Some Criteria for a Good Paper
- Does your essay clearly and precisely define a fundamental human question which the text you are writing about addresses? Does your essay go on to demonstrate what position -- or positions -- the text takes on this issue?
- Does your introduction clearly and articulately identify those aspects of the text you plan to write about? Have you carefully selected those aspects which most directly and complexly address the issue you identified in step 1?
- Does your essay proceed to do what you said you were going to do, in a well-organized and connected manner? Have you arranged your separate points in a clear and coherent pattern or form?
- Is your paper -- to the best of your ability -- grammatically correct? Are the words spelled correctly? Not to be picky -- grammatical and typographical errors can radically reduce the cogency and persuasiveness of an essay.
- Have you supported your arguments by specifically referring to the text? Have you avoided the tendency to propose vast generalizations? If you refer to works or to people's ideas other than those explicitly contained in the text, have you clearly identified your sources?
- Does your essay have an effective conclusion?
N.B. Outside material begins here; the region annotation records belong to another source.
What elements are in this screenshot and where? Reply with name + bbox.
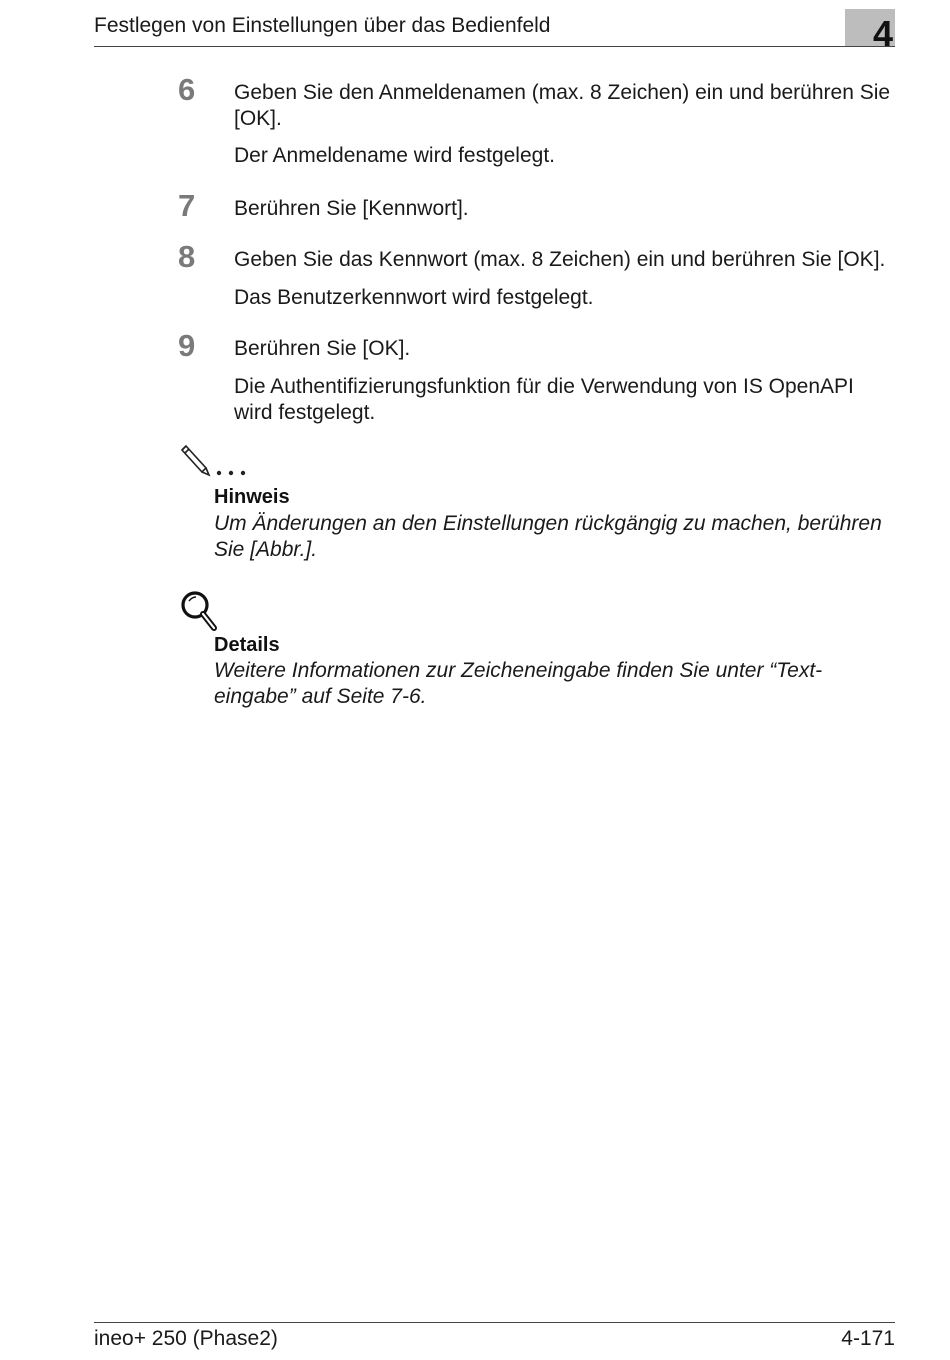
chapter-number: 4 bbox=[872, 13, 893, 54]
chapter-tab bbox=[845, 9, 895, 54]
page-header bbox=[94, 12, 895, 54]
note-details bbox=[180, 590, 895, 720]
step-result: Das Benutzerkennwort wird festgelegt. bbox=[234, 286, 594, 309]
step-number: 7 bbox=[178, 188, 196, 223]
note-body: Um Änderungen an den Einstellungen rückgängig zu machen, berühren Sie [Abbr.]. bbox=[214, 512, 882, 561]
note-heading: Hinweis bbox=[214, 486, 290, 508]
step-instruction: Geben Sie das Kennwort (max. 8 Zeichen) ein und berühren Sie [OK]. bbox=[234, 248, 886, 271]
step-number: 6 bbox=[178, 72, 196, 107]
pencil-note-icon bbox=[180, 443, 250, 484]
step-instruction: Berühren Sie [Kennwort]. bbox=[234, 197, 469, 220]
footer-model: ineo+ 250 (Phase2) bbox=[94, 1327, 278, 1350]
page-footer bbox=[94, 1322, 895, 1353]
step-instruction: Geben Sie den Anmeldenamen (max. 8 Zeichen) ein und berühren Sie [OK]. bbox=[234, 81, 891, 130]
step-number: 9 bbox=[178, 328, 196, 363]
header-title: Festlegen von Einstellungen über das Bedienfeld bbox=[94, 14, 551, 37]
note-hinweis bbox=[180, 443, 895, 573]
step-result: Die Authentifizierungsfunktion für die Verwendung von IS OpenAPI wird festgelegt. bbox=[234, 375, 854, 424]
note-heading: Details bbox=[214, 634, 280, 656]
footer-page-number: 4-171 bbox=[841, 1327, 895, 1350]
magnifier-icon bbox=[180, 590, 220, 639]
step-number: 8 bbox=[178, 239, 196, 274]
step-instruction: Berühren Sie [OK]. bbox=[234, 337, 411, 360]
step-result: Der Anmeldename wird festgelegt. bbox=[234, 144, 555, 167]
note-body: Weitere Informationen zur Zeicheneingabe finden Sie unter “Text-eingabe” auf Seite 7-6. bbox=[214, 659, 823, 708]
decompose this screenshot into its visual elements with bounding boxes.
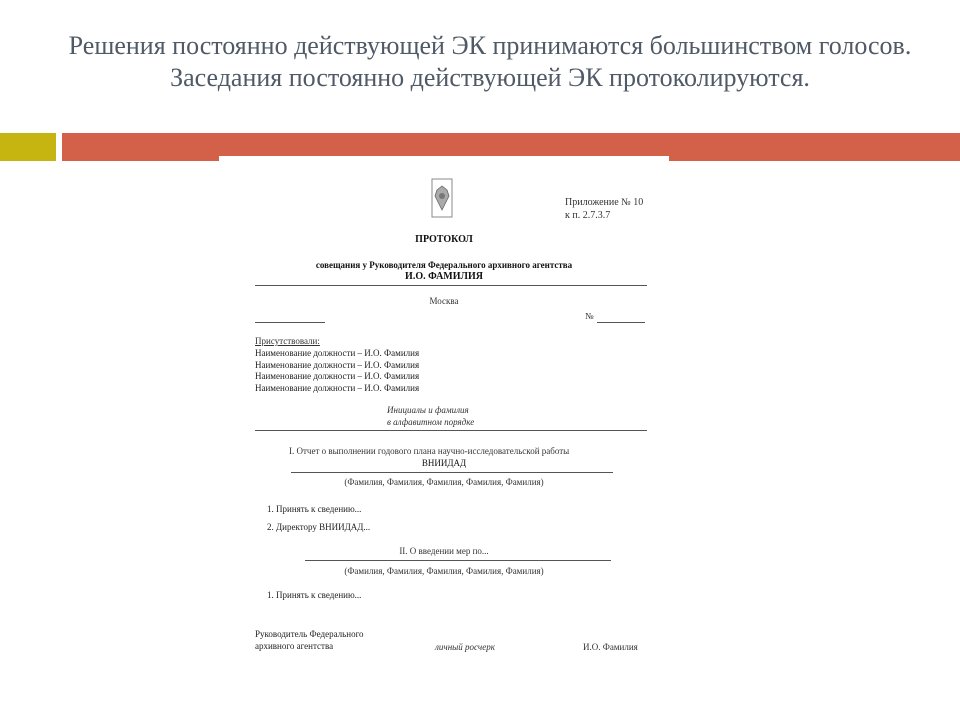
section2-names: (Фамилия, Фамилия, Фамилия, Фамилия, Фамилия) xyxy=(344,566,544,576)
section2-rule xyxy=(305,560,611,561)
present-row: Наименование должности – И.О. Фамилия xyxy=(255,382,420,393)
appendix-clause: к п. 2.7.3.7 xyxy=(565,210,611,221)
initials-note-line: в алфавитном порядке xyxy=(387,417,475,427)
present-label: Присутствовали: xyxy=(255,336,320,346)
signer-position-line: архивного агентства xyxy=(255,641,334,651)
section1-names: (Фамилия, Фамилия, Фамилия, Фамилия, Фамилия) xyxy=(344,477,544,487)
slide-title: Решения постоянно действующей ЭК принимаются большинством голосов. Заседания постоянно действующей ЭК протоколируются. xyxy=(68,31,912,92)
section1-rule xyxy=(291,472,613,473)
section1-item: 1. Принять к сведению... xyxy=(267,504,362,514)
date-field-line xyxy=(255,322,325,323)
present-list xyxy=(255,348,419,394)
number-field-line xyxy=(597,322,645,323)
protocol-document xyxy=(219,156,669,676)
appendix-line: Приложение № 10 xyxy=(565,197,644,208)
section2-title: II. О введении мер по... xyxy=(399,546,489,556)
coat-of-arms-icon xyxy=(431,178,453,218)
section1-item: 2. Директору ВНИИДАД... xyxy=(267,522,371,532)
signer-position xyxy=(255,628,364,652)
present-rule xyxy=(255,430,647,431)
header-rule xyxy=(255,285,647,286)
signature-placeholder: личный росчерк xyxy=(435,642,495,652)
present-row: Наименование должности – И.О. Фамилия xyxy=(255,371,420,381)
protocol-title: ПРОТОКОЛ xyxy=(415,234,473,245)
present-row: Наименование должности – И.О. Фамилия xyxy=(255,359,420,370)
initials-note xyxy=(387,404,474,428)
signer-name: И.О. Фамилия xyxy=(583,642,638,652)
section2-item: 1. Принять к сведению... xyxy=(267,590,362,600)
signer-position-line: Руководитель Федерального xyxy=(255,629,364,639)
section1-subtitle: ВНИИДАД xyxy=(421,458,467,468)
appendix-note xyxy=(565,196,643,222)
initials-note-line: Инициалы и фамилия xyxy=(387,405,469,415)
present-row: Наименование должности – И.О. Фамилия xyxy=(255,348,420,358)
number-label: № xyxy=(585,311,594,321)
accent-bar-left xyxy=(0,133,56,161)
section1-title: I. Отчет о выполнении годового плана научно-исследовательской работы xyxy=(289,446,570,456)
head-name: И.О. ФАМИЛИЯ xyxy=(405,271,483,282)
meeting-description: совещания у Руководителя Федерального архивного агентства xyxy=(315,260,573,270)
city-label: Москва xyxy=(429,296,459,306)
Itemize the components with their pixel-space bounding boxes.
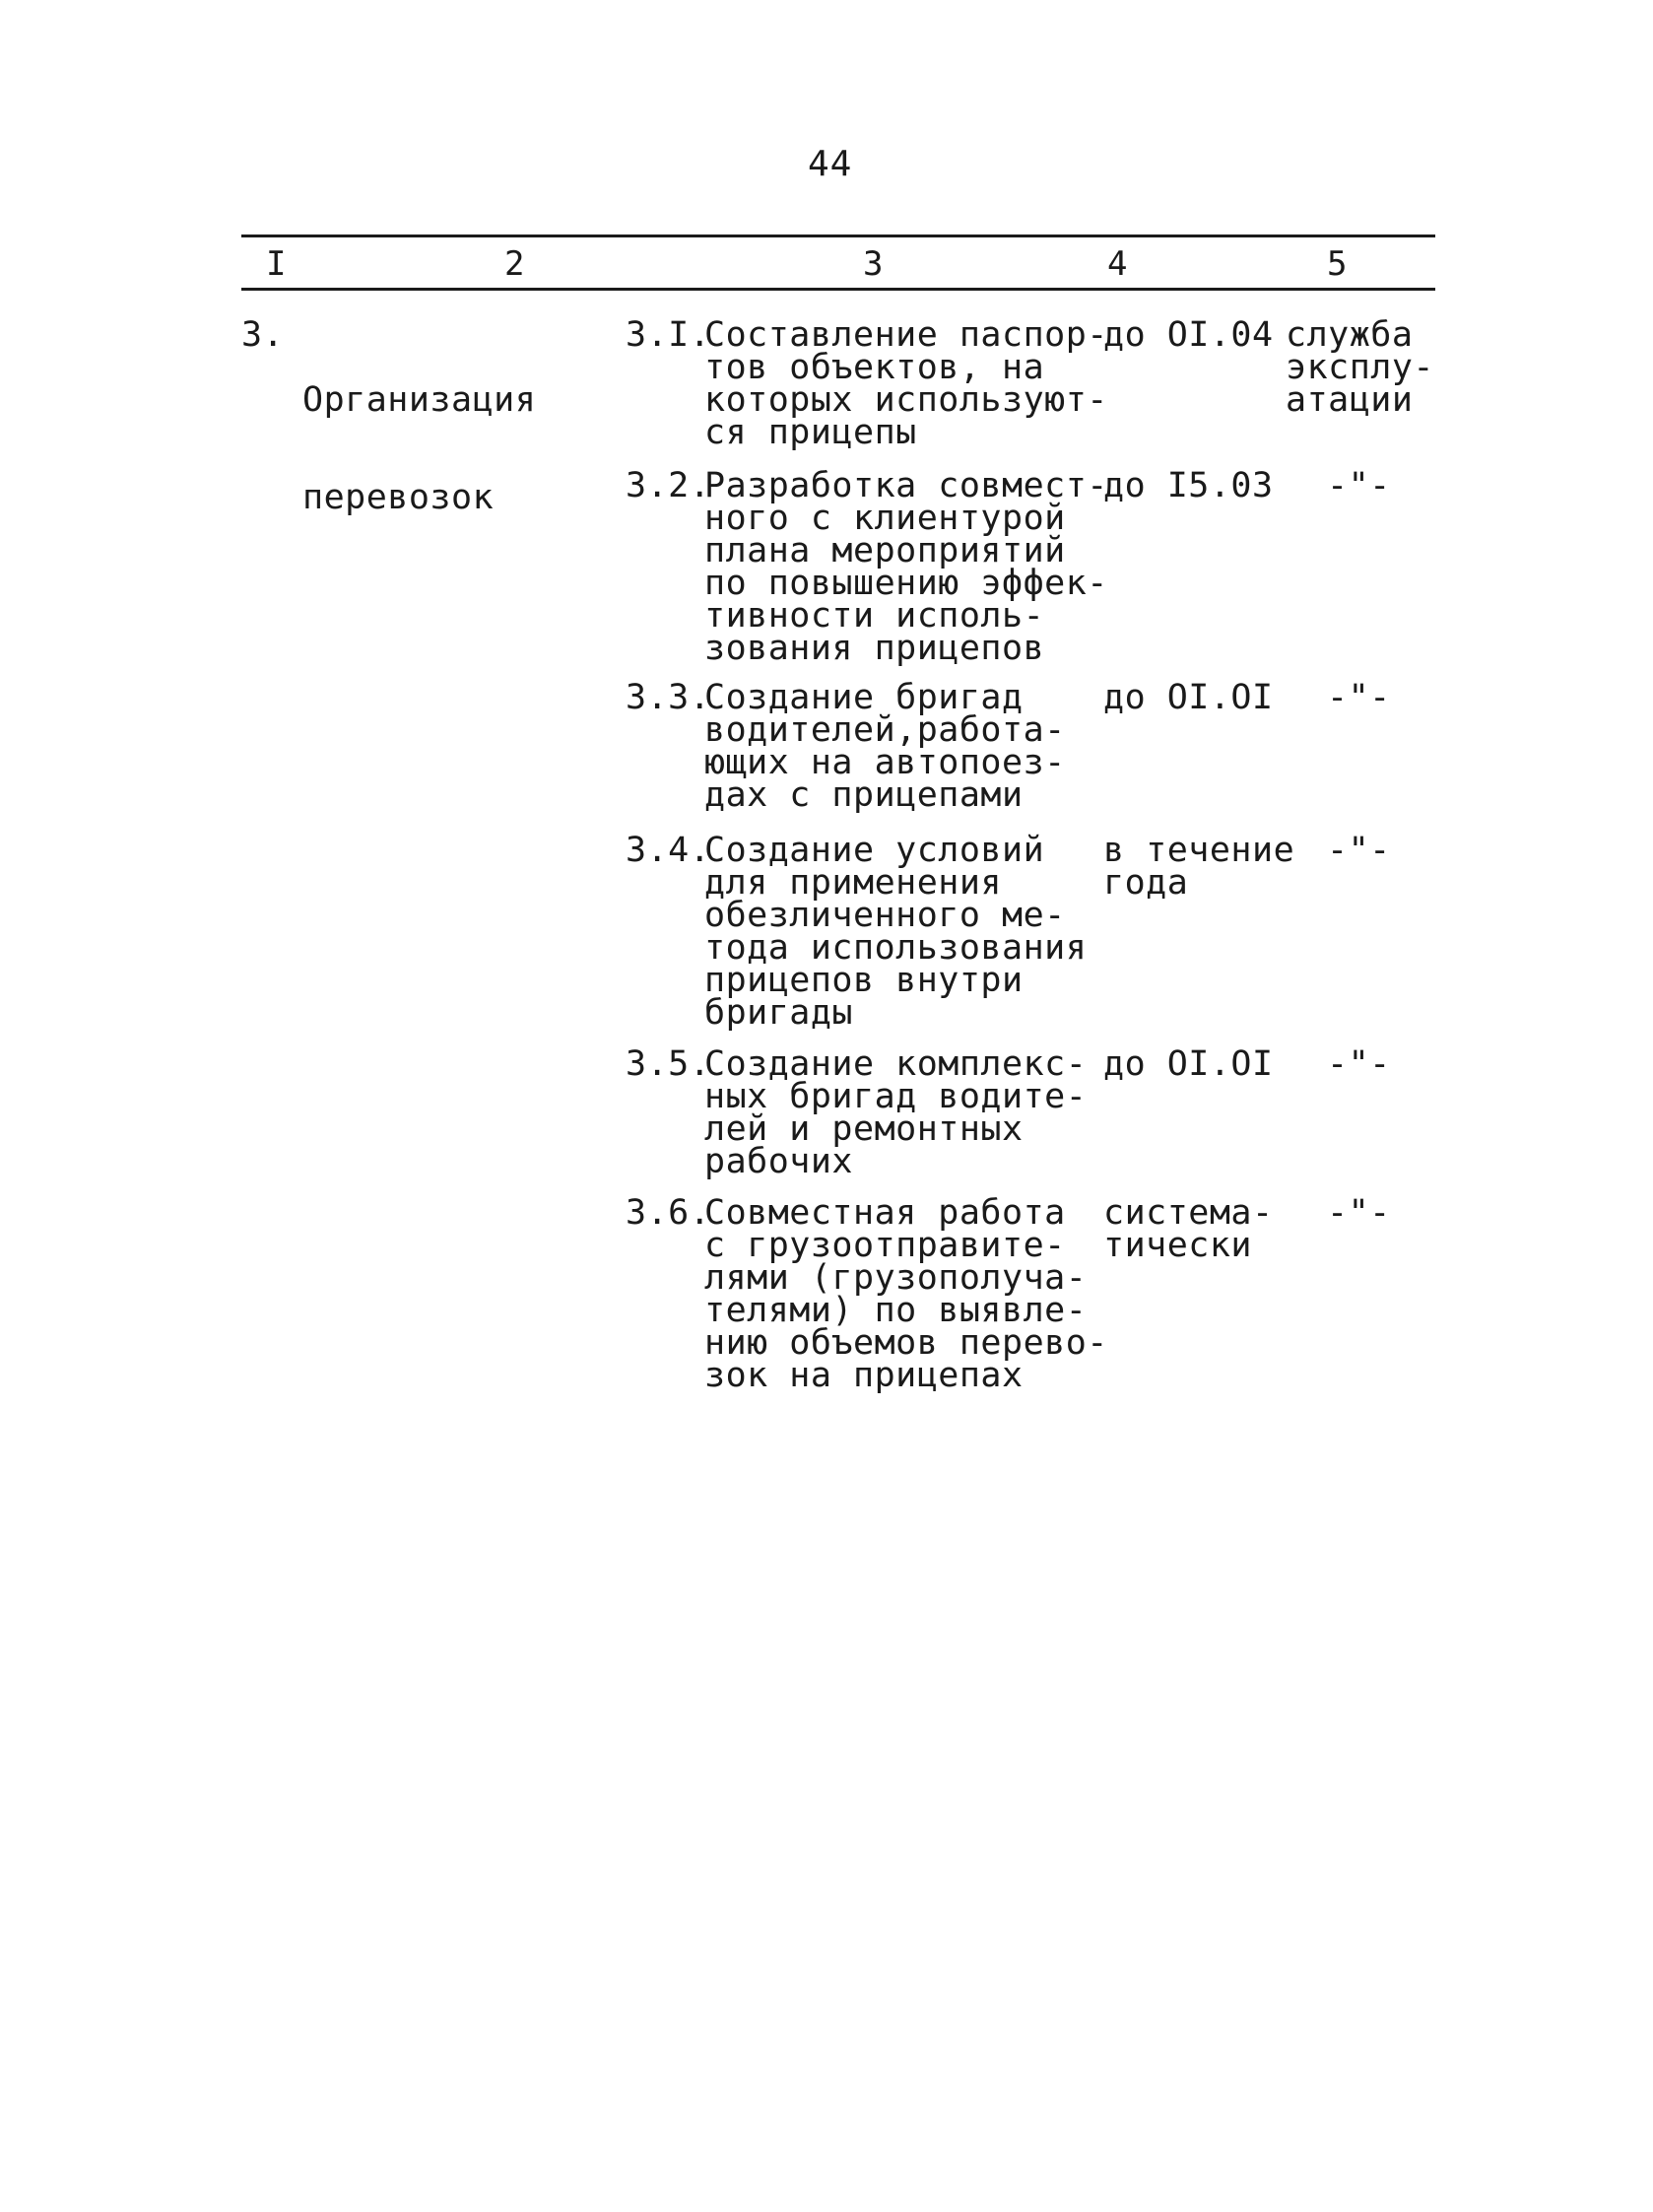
item-description-line: лями (грузополуча- <box>704 1258 1088 1298</box>
item-deadline <box>1103 315 1274 355</box>
item-description-line: которых используют- <box>704 380 1108 420</box>
item-deadline-line: в течение <box>1103 831 1295 870</box>
item-description-line: прицепов внутри <box>704 961 1024 1000</box>
item-responsible-line: эксплу- <box>1286 348 1435 387</box>
item-deadline <box>1103 1193 1274 1265</box>
item-description <box>704 678 1066 815</box>
column-header-1: I <box>266 244 287 284</box>
item-responsible <box>1327 1193 1391 1233</box>
item-deadline-line: года <box>1103 863 1189 903</box>
item-description-line: Составление паспор- <box>704 315 1108 355</box>
item-description-line: с грузоотправите- <box>704 1226 1066 1265</box>
item-description-line: водителей,работа- <box>704 710 1066 750</box>
item-number: 3.I. <box>626 315 711 355</box>
item-description-line: рабочих <box>704 1142 854 1181</box>
section-title-line: перевозок <box>302 478 495 517</box>
item-responsible <box>1286 315 1435 420</box>
item-description-line: зования прицепов <box>704 629 1045 668</box>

This should be not just a summary of what you've said but a final articulation of what you hope your reader has learned from reading your essay -- a final proof of the value of your whole line of inquiry. To put this another way: you may have been taught that a good essay says what it is going to say, then says it, and finally says what it has said. True, to some degree -- but profoundly boring, as well, both to write and to read."Essay-writing for Toddlers" but this is the Big Leagues, now. A good, even an excellent, essay often "opens out" at the end, demonstrating what the writer has learned by paying the sort of close attention he/she has. A fine essay can end, in other words, with a question, an enigma, a puzzle --something which provokes its reader to look at the text in a new way, and think about it in new and unexpected directions.
- Have you clearly "located" any quotations you draw from the text -- using parentheses and page numbers (if it's a story or essay you are writing about, and if you are using the edition listed on the syllabus), or parentheses and line numbers (if you are writing about a poem)?